We ALL hitchhike. We live in very small communities here in Gush Etzion and many people don’t have cars. Even those who have cars typically have only one in the family. And if the kids need to get to school (which can be very far away, in particular for high school boys like Gilad Shaar and Naftali Frenkel), then they have to rely on the bus system and on the help of neighbors and friends.
These boys were kidnapped five minutes from my home at an intersection where virtually all of our kids, and many adults, take rides. People drive by all the time taking the passengers to the local communities or to Jerusalem. It’s the way the country works.
Every parent that I’ve seen on the street has a stunned look of desperation on their faces. And we all mumble the same thing. “But my kids are there all the time. My kids tremp (take rides) everywhere. What if?”
And then we avert our eyes, wipe our tears and sigh with the what-ifs heavy on our lips.
Because it’s not a what-if for the families of Gilad Shaar, Naftali Frenkel and Eyal Yifrach.
And that means that it’s not a what-if for us.
These boys go to school with many of my neighbors.

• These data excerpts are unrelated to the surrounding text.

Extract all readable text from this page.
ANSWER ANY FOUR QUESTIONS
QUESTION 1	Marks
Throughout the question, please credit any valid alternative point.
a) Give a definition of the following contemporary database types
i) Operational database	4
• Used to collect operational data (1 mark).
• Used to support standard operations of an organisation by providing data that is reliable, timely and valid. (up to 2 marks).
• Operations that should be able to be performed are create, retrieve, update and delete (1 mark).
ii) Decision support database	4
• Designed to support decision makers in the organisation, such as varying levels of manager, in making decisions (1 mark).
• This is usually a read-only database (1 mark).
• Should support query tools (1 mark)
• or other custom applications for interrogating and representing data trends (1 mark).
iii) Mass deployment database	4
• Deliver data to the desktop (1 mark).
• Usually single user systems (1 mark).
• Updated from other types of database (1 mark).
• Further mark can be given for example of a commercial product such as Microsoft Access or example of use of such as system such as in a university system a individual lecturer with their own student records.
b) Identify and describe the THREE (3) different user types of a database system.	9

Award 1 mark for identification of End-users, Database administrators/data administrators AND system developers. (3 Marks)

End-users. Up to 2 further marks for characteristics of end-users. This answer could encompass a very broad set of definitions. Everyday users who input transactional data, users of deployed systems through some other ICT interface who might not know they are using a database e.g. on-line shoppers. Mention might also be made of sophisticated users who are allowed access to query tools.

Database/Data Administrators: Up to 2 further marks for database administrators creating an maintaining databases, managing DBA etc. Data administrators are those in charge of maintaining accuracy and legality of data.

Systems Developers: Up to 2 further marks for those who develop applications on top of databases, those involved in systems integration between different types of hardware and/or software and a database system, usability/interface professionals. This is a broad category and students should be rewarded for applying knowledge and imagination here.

Not to mention the active-duty soldier sons in our yishuv who were called up over Shabbat; whose parents are now wringing their hands as well, hoping that their boys come home safely.
These boys are my sons. And my heart is bleeding.
All of our hearts are bleeding.
There is no other news in this country at the moment. These are our boys.
I can’t tear my mind away from thoughts of their fears, their horror, their desperation. What in Gd’s name are they going through? What are their families going through? I try to stop myself from thinking about it, but it’s the only topic of conversation.
And how do you explain to your children who want to be safe, who want to be taken care of, who take rides because it’s how they can get around, that they are still safe?
There is no other news.
And there should be no other news in every Jewish community in the world right now, and in every Jewish news source.
Because nothing else matters until our boys are returned home safely.